Poorly managed cases or undiagnosed infectious scleritis may result in poor outcomes for patients. As previously stated, treatment with steroids may worsen the infection. Recurrence of infectious scleritis, defined as new nodules or necrotic areas, were seen in 9.52% of patients, most of which had fungal scleritis. Other complications included cataracts, glaucoma, epithelial defects, fibrotic pupillary membrane, corneal opacities, retinal detachment, choroidal detachment, and globe perforation. Some complications may require enucleation.
To prevent infectious scleritis, measures to ensure optimal surgical technique, infectious disease protocol adherence, and proper ocular follow up should be stressed. The majority of infectious scleritis cases are associated with pterygium excision and other ocular surgeries. Although such complications are rare, patients who undergo these surgeries should be made aware of the outcomes and risks associated with these procedures during the process of informed consent.

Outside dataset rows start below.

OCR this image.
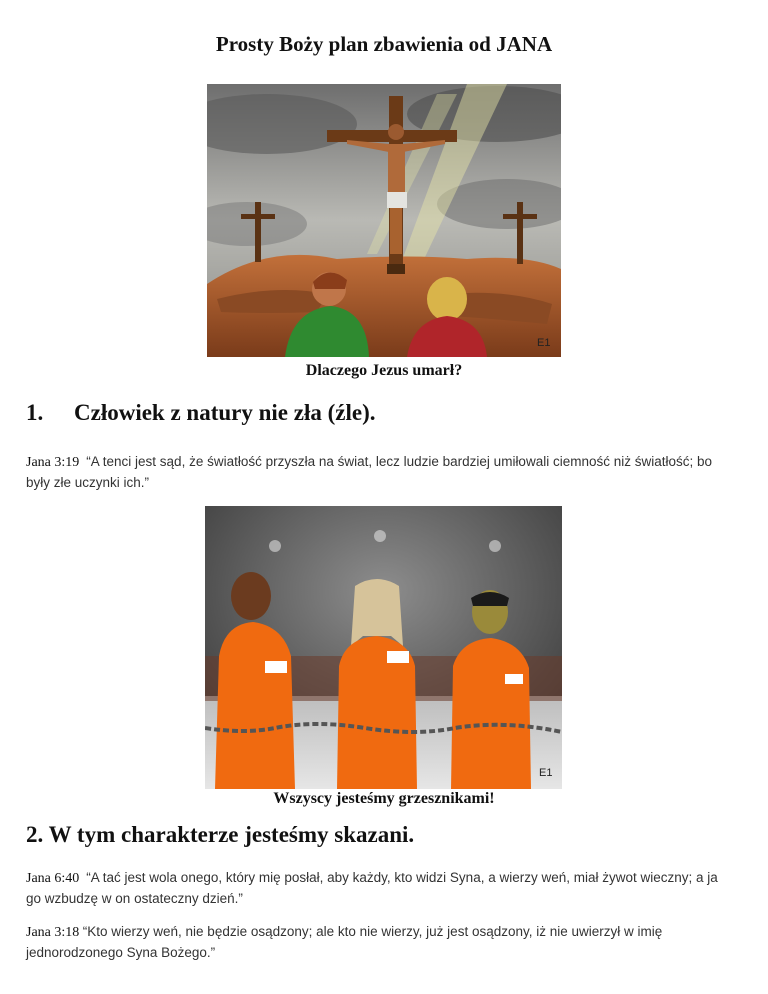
Prosty Boży plan zbawienia od JANA
E1

Dlaczego Jezus umarł?

1. Człowiek z natury nie zła (źle).

Jana 3:19 “A tenci jest sąd, że światłość przyszła na świat, lecz ludzie bardziej umiłowali ciemność niż światłość; bo były złe uczynki ich.”

E1

Wszyscy jesteśmy grzesznikami!

2. W tym charakterze jesteśmy skazani.

Jana 6:40 “A tać jest wola onego, który mię posłał, aby każdy, kto widzi Syna, a wierzy weń, miał żywot wieczny; a ja go wzbudzę w on ostateczny dzień.”

Jana 3:18 “Kto wierzy weń, nie będzie osądzony; ale kto nie wierzy, już jest osądzony, iż nie uwierzył w imię jednorodzonego Syna Bożego.”
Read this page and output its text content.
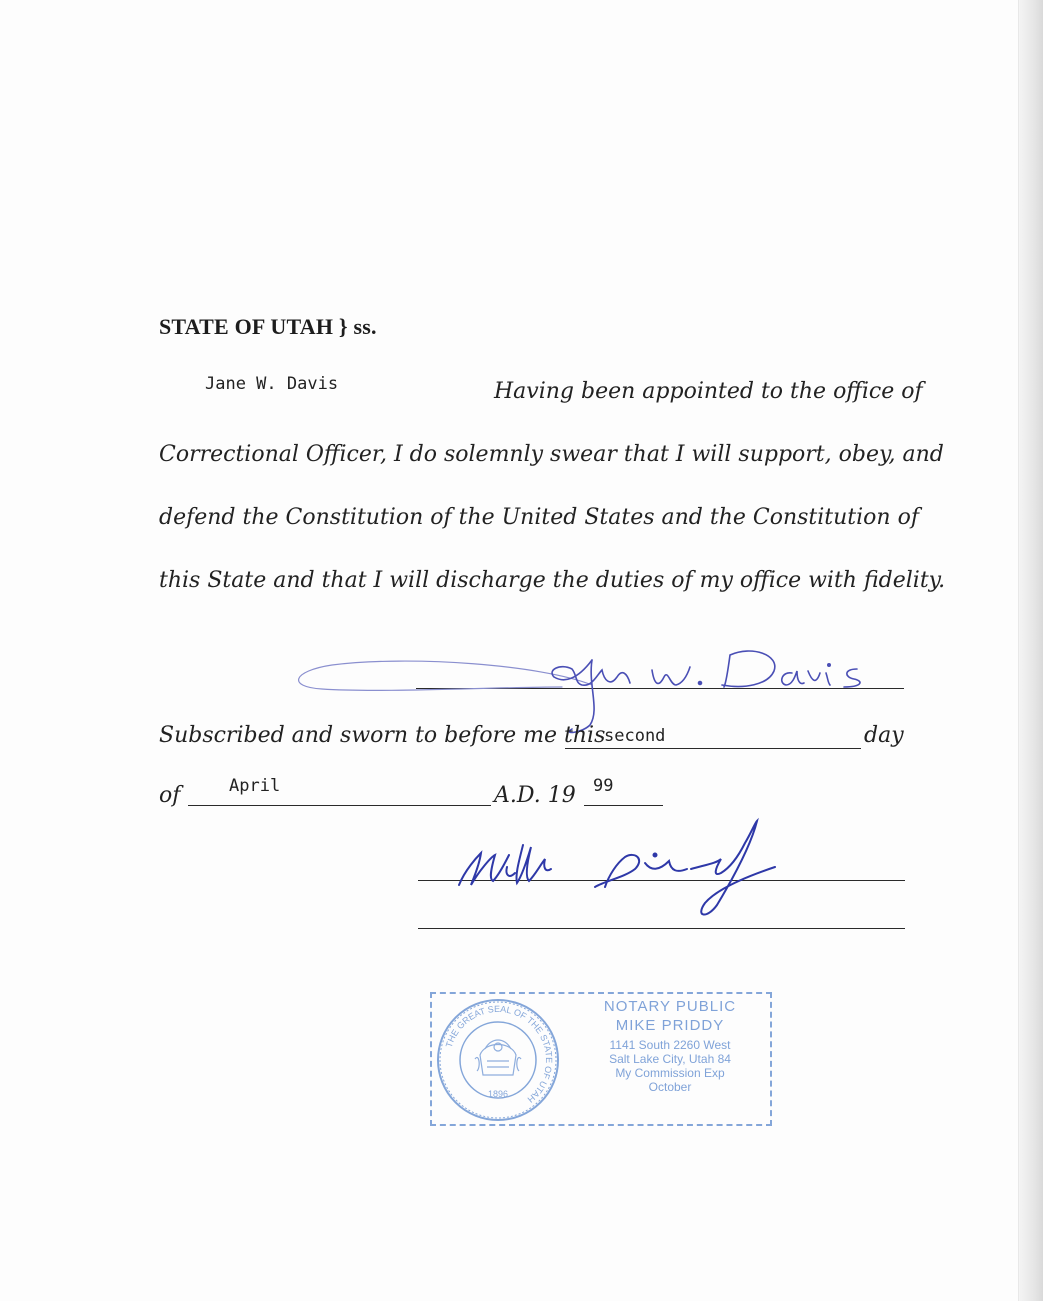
STATE OF UTAH } ss.
Jane W. Davis	Having been appointed to the office of
Correctional Officer, I do solemnly swear that I will support, obey, and
defend the Constitution of the United States and the Constitution of
this State and that I will discharge the duties of my office with fidelity.
Subscribed and sworn to before me this
second	day
of	April	A.D. 19 99
THE GREAT SEAL OF THE STATE OF UTAH
1896
NOTARY PUBLIC
MIKE PRIDDY
1141 South 2260 West
Salt Lake City, Utah 84
My Commission Exp
October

Regular follow-up and visual testing after high-risk ocular surgeries would lead to better outcomes. A diagnosis of infectious scleritis may be missed due to similarities with autoimmune scleritis. The health care team should document any unexpected or worsening of the clinical picture after ocular surgeries and refer immediately to the attending ophthalmologist or surgeon for immediate evaluation and further treatment.